According to the Company’s FORM 10-K For the fiscal year ended January 31, 2005, on February 19, 2004, the lead plaintiff filed a notice of appeal to the United States Court of Appeals for the First Circuit from the memorandum and order granting the motion to dismiss all claims in their entirety. On February 8, 2005, the United States Court of Appeal dismissed this appeal.
As summarized by the same SEC filing, six purported securities class action lawsuits, all alleging nearly identical claims, were filed in the United States District Court for the District of Massachusetts. On April 3, 2003, the Court consolidated these complaints into one action captioned: In re SeaChange International, Inc., et al. Securities Litigation, Civil Action No. 02-12116-DPW. On May 16, 2003, the plaintiffs filed a consolidated and amended class action complaint (the “Complaint”). On July 18, 2003, SeaChange and the individual defendants filed a motion to dismiss all claims in their entirety, with prejudice. The lead plaintiff’s opposition to the motion to dismiss was filed on September 12, 2003, and the defendants’ reply memorandum was filed on October 8, 2003. A hearing on the motion to dismiss took place on January 16, 2004. On February 6, 2004, Judge Woodlock of the United States District Court for the District of Massachusetts issued a memorandum granting the motion to dismiss all claims asserted against the Company and the individual defendants, and an order of dismissal was entered by the court on February 9, 2004.
The original Complaint allege that the registration statement and prospectus issued by SeaChange in connection with its stock offering completed on January 31, 2002 contained statements that were materially inaccurate. Specifically, the Complaint alleges that defendants violated Sections 11, 12(a)(2) and 15 of the Securities Act of 1933 by issuing a false and misleading prospectus on or about January 29, 2002. As alleged in the Complaint, at all relevant times, SeaChange purported to be a leading developer, manufacturer and marketer of video storage systems which purportedly automate the management and distribution of video streams, such as movies and other feature presentations and advertisements.
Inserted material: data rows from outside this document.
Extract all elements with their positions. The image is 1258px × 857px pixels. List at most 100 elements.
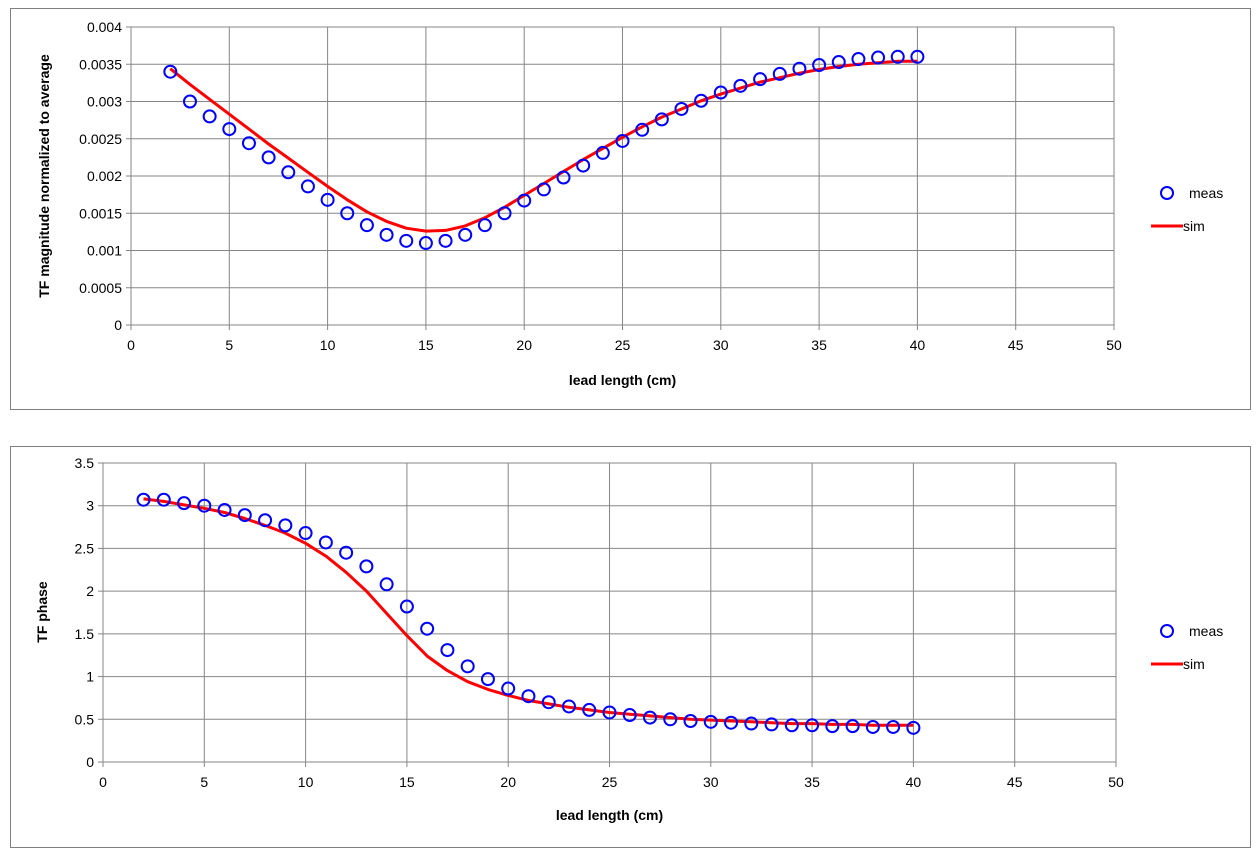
meas-data-point (703, 714, 718, 729)
legend: meas sim (1151, 623, 1223, 672)
x-tick-label: 45 (1008, 337, 1024, 353)
x-tick-label: 25 (602, 774, 618, 790)
meas-data-point (340, 206, 355, 221)
meas-data-point (258, 513, 273, 528)
meas-data-point (379, 227, 394, 242)
y-tick-label: 0.004 (87, 19, 122, 35)
gridlines (130, 26, 1115, 326)
meas-data-point (825, 719, 840, 734)
x-tick-label: 10 (320, 337, 336, 353)
meas-data-point (805, 718, 820, 733)
y-tick-label: 0.5 (75, 711, 95, 727)
magnitude-chart: 0 5 10 15 20 25 30 35 40 45 50 0 0.0005 0.001 0.0015 0.… (10, 8, 1251, 410)
x-tick-label: 35 (811, 337, 827, 353)
phase-chart: 0 5 10 15 20 25 30 35 40 45 50 0 0.5 1 1.5 2 2.5 3 3.5 lead… (10, 446, 1251, 848)
meas-data-point (217, 502, 232, 517)
meas-data-point (501, 681, 516, 696)
x-tick-label: 40 (906, 774, 922, 790)
meas-data-point (359, 218, 374, 233)
meas-data-point (300, 179, 315, 194)
x-tick-label: 15 (418, 337, 434, 353)
legend-meas-label: meas (1189, 185, 1223, 201)
x-tick-label: 50 (1108, 774, 1124, 790)
meas-data-point (497, 206, 512, 221)
meas-series-markers (136, 492, 921, 735)
y-tick-label: 1.5 (75, 626, 95, 642)
meas-data-point (278, 518, 293, 533)
meas-data-point (261, 150, 276, 165)
legend-meas-label: meas (1189, 623, 1223, 639)
gridlines (102, 462, 1117, 763)
meas-data-point (480, 672, 495, 687)
y-tick-label: 0.002 (87, 168, 122, 184)
x-tick-label: 35 (804, 774, 820, 790)
meas-data-point (197, 498, 212, 513)
meas-data-point (683, 713, 698, 728)
meas-data-point (440, 643, 455, 658)
phase-chart-svg: 0 5 10 15 20 25 30 35 40 45 50 0 0.5 1 1.5 2 2.5 3 3.5 lead… (34, 455, 1223, 823)
meas-data-point (622, 708, 637, 723)
meas-data-point (536, 182, 551, 197)
meas-data-point (420, 621, 435, 636)
meas-data-point (339, 545, 354, 560)
meas-data-point (399, 233, 414, 248)
y-tick-label: 0.001 (87, 243, 122, 259)
legend-meas-marker (1160, 186, 1174, 200)
legend-sim-label: sim (1183, 656, 1205, 672)
meas-data-point (359, 559, 374, 574)
y-tick-label: 3 (86, 498, 94, 514)
meas-data-point (654, 112, 669, 127)
meas-data-point (281, 165, 296, 180)
meas-data-point (318, 535, 333, 550)
legend: meas sim (1151, 185, 1223, 234)
x-tick-label: 45 (1007, 774, 1023, 790)
y-tick-label: 0 (114, 317, 122, 333)
meas-data-point (865, 719, 880, 734)
x-tick-label: 0 (99, 774, 107, 790)
meas-data-point (602, 705, 617, 720)
meas-data-point (298, 526, 313, 541)
meas-data-point (576, 158, 591, 173)
magnitude-chart-svg: 0 5 10 15 20 25 30 35 40 45 50 0 0.0005 0.001 0.0015 0.… (36, 19, 1223, 388)
meas-data-point (890, 49, 905, 64)
meas-data-point (764, 717, 779, 732)
meas-data-point (541, 695, 556, 710)
meas-data-point (136, 492, 151, 507)
meas-data-point (582, 702, 597, 717)
meas-data-point (222, 122, 237, 137)
meas-data-point (635, 122, 650, 137)
meas-data-point (615, 133, 630, 148)
legend-meas-marker (1160, 624, 1174, 638)
meas-data-point (851, 52, 866, 67)
x-axis-title: lead length (cm) (569, 372, 676, 388)
meas-data-point (674, 101, 689, 116)
x-axis-title: lead length (cm) (556, 807, 663, 823)
meas-data-point (458, 227, 473, 242)
meas-data-point (733, 78, 748, 93)
meas-data-point (182, 94, 197, 109)
y-tick-label: 3.5 (75, 455, 95, 471)
x-tick-label: 5 (200, 774, 208, 790)
meas-data-point (379, 577, 394, 592)
y-tick-label: 2.5 (75, 540, 95, 556)
y-tick-label: 2 (86, 583, 94, 599)
y-tick-label: 0.003 (87, 94, 122, 110)
y-tick-label: 0.0035 (79, 56, 122, 72)
y-axis-title: TF phase (34, 581, 50, 643)
x-tick-label: 0 (127, 337, 135, 353)
meas-data-point (237, 508, 252, 523)
x-tick-label: 5 (225, 337, 233, 353)
meas-data-point (812, 57, 827, 72)
sim-series-line (143, 497, 914, 727)
meas-data-point (438, 233, 453, 248)
meas-data-point (418, 236, 433, 251)
meas-data-point (744, 716, 759, 731)
meas-data-point (156, 492, 171, 507)
meas-data-point (241, 136, 256, 151)
meas-data-point (643, 710, 658, 725)
meas-data-point (713, 85, 728, 100)
meas-data-point (517, 193, 532, 208)
y-tick-label: 0 (86, 754, 94, 770)
meas-series-markers (163, 49, 925, 251)
y-tick-label: 0.0025 (79, 131, 122, 147)
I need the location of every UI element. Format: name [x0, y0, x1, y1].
The Complaint further alleges that the Prospectus was materially false and misleading because it failed to disclose, among other things, that the Company was unable to compete effectively due to its inability to provide server systems large enough to meet the needs of cable companies located in major metropolitan areas and that the Company's products were dependent on technology, developed and patented by a key competitor, as to which SeaChange did not have proprietary rights.